The virtual platform, currently in development, will offer a graphical user interface (GUI) for humans and an Application Programming Interface (API) for computers to query data across existing registries and the registry hub. However, this can only be possible when the data exposed by various registries are FAIR (Findable, Accessible, Interoperable and Reusable):
Findable
The ‘F’ of Findable means that the FAIR registry should be well described. That all the metadata about the data that is contained in the registry should be visible and registered in a directory of registries such as the European Rare Diseases Registry Infrastructure (ERDRI) [3] also known as the ‘registry of registries’ where all the metadata about the registries are being collected and catalogued.
Accessible
Access procedures for the ‘A’ of FAIR need to be well-defined. For that, data use policies should also be machine readable. Hence, terms from Data Use Ontology (DUO) are used which say what can be done with what data elements, under appropriate approval from the Medical and Ethical Committee, in-line with informed consent given by patients and following GDPR. Another mechanism for access is the Authentication and Authorization Interface (AAI) that should be implemented at a European level, noting that ‘accessible’ does not equal ‘open’.
Interoperable
The ‘I’ of FAIR is the most challenging facet. Interoperability between resources requires the use of specific elements, tools and machine-readable formats:
- Common Data Elements defined by the European Commission [4] are used to form the minimum Common Data Elements (CDEs) that should be collected by all ERNs registries currently in development.
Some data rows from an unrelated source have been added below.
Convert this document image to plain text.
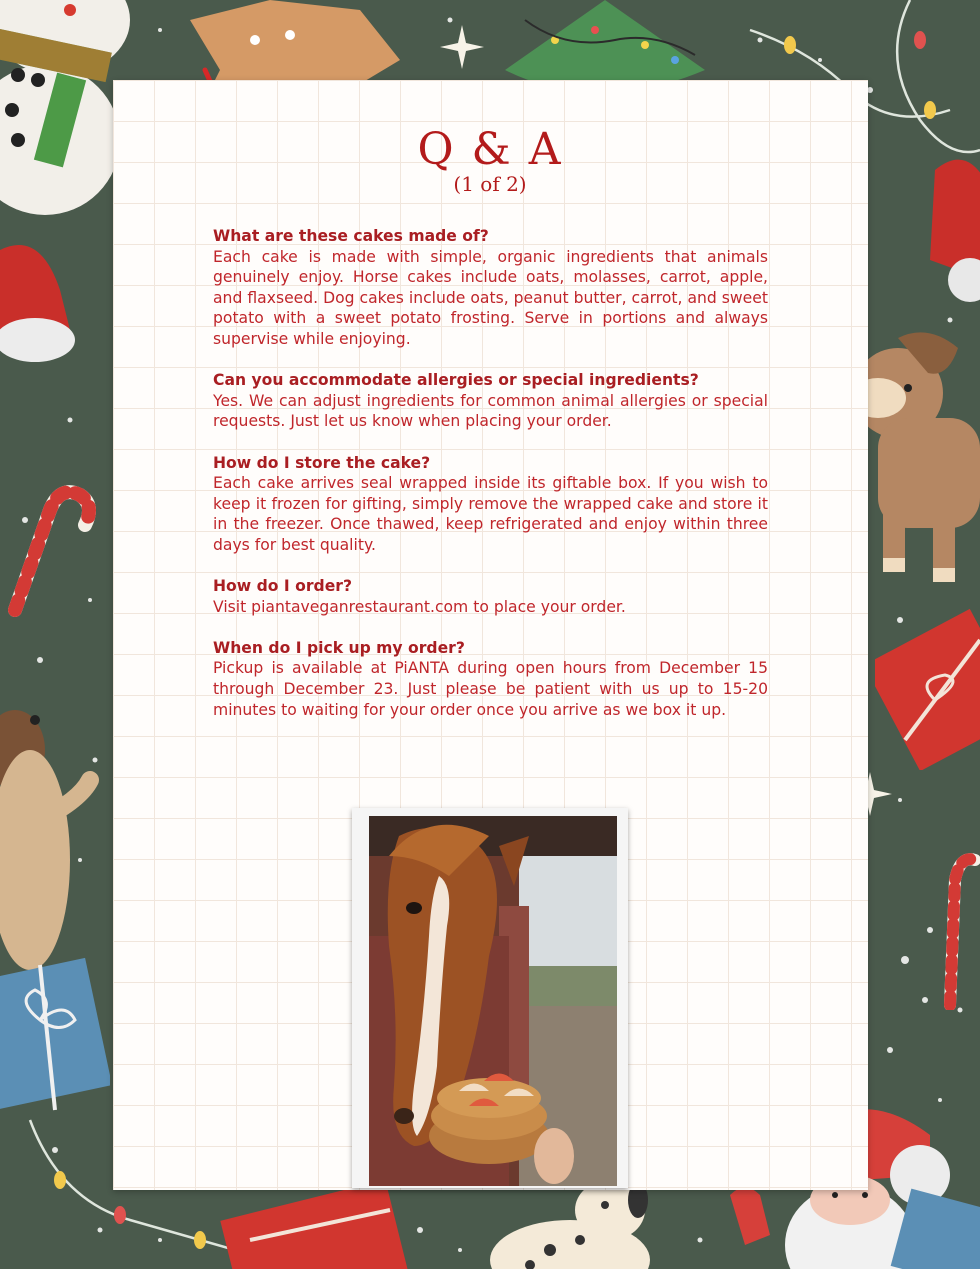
Q & A
(1 of 2)
What are these cakes made of?
Each cake is made with simple, organic ingredients that animals genuinely enjoy. Horse cakes include oats, molasses, carrot, apple, and flaxseed. Dog cakes include oats, peanut butter, carrot, and sweet potato with a sweet potato frosting. Serve in portions and always supervise while enjoying.
Can you accommodate allergies or special ingredients?
Yes. We can adjust ingredients for common animal allergies or special requests. Just let us know when placing your order.
How do I store the cake?
Each cake arrives seal wrapped inside its giftable box. If you wish to keep it frozen for gifting, simply remove the wrapped cake and store it in the freezer. Once thawed, keep refrigerated and enjoy within three days for best quality.
How do I order?
Visit piantaveganrestaurant.com to place your order.
When do I pick up my order?
Pickup is available at PiANTA during open hours from December 15 through December 23. Just please be patient with us up to 15-20 minutes to waiting for your order once you arrive as we box it up.
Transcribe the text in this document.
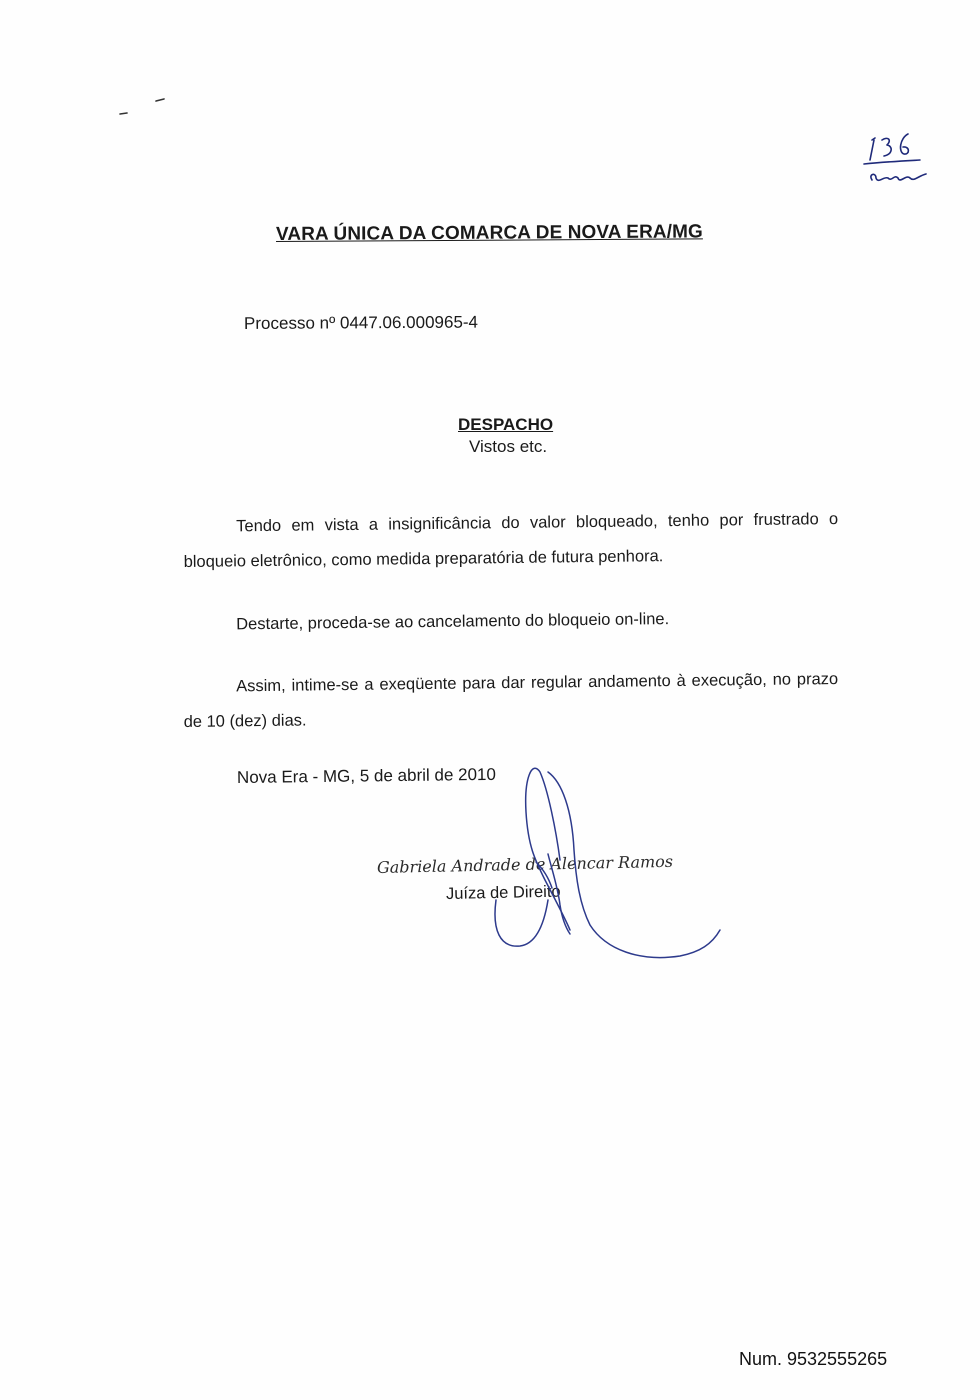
VARA ÚNICA DA COMARCA DE NOVA ERA/MG
Processo nº 0447.06.000965-4
DESPACHO
Vistos etc.
Tendo em vista a insignificância do valor bloqueado, tenho por frustrado o bloqueio eletrônico, como medida preparatória de futura penhora.
Destarte, proceda-se ao cancelamento do bloqueio on-line.
Assim, intime-se a exeqüente para dar regular andamento à execução, no prazo de 10 (dez) dias.
Nova Era - MG, 5 de abril de 2010
Gabriela Andrade de Alencar Ramos
Juíza de Direito
Num. 9532555265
- Ontologies are needed: these are standard codes of elements collected in databases such as the Human Phenotype Ontology (HPO) [5].
- Semantic model [6] is used which defines the meaning and relations between those elements collected in databases. The semantic model has been developed with several stakeholders in the rare disease community. There is now a continuously revised and updated semantic model for the CDEs that need to be collected by the ERNs. It contains relationships between different elements such as those related to a subject (i.e. age and gender) and diagnosis – all supported by the relevant ontologies such as the Human Phenotype Ontology for diagnosis.
- FAIR Data Point [7] (FDP) is a software that allows data owners to expose metadata and data in a FAIR manner. It takes care of a lot of the issues that need to be addressed to make data FAIR: It stores the metadata for Findability and Reusability. It offers access protocols (Authentication & Authorisation procedures). It addresses the Interoperability of the metadata it stores, but it leaves the Interoperability aspects for the data itself to the data provider.
- SPARQL is the language used for querying through the use of FDPs.
Reusable
In order to be reusable, the ‘R’ of FAIR, data should be accessed in such a way that computers need to make sense of it. For this purpose, Resource Description Framework (RDF) is used as an exchange language between these different registries.
Citations
[1] Jacobsen A, Kaliyaperumal R, da Silva Santos LOB, Mons B, Roos M and Thompson M. A Generic Workflow for the Data FAIRification Process. Data Intelligence. 2020; Doi: 10.1162/dint_a_00028
[2] Wilkinson MD, Dumontier M, Aalbersberg IJ, Appleton G, Axton M, Baak A, et al. The FAIR Guiding Principles for scientific data management and stewardship. Sci Data. 2016; Doi: 10.1038/sdata.2016.18
[3] European Commission, European Rare Disease Registry Infrastructure (ERDRI), European Commission.
[5] The Human Phenotype Ontology.
[6] Semantic data model of the set of common data elements for rare disease registration, LUMC.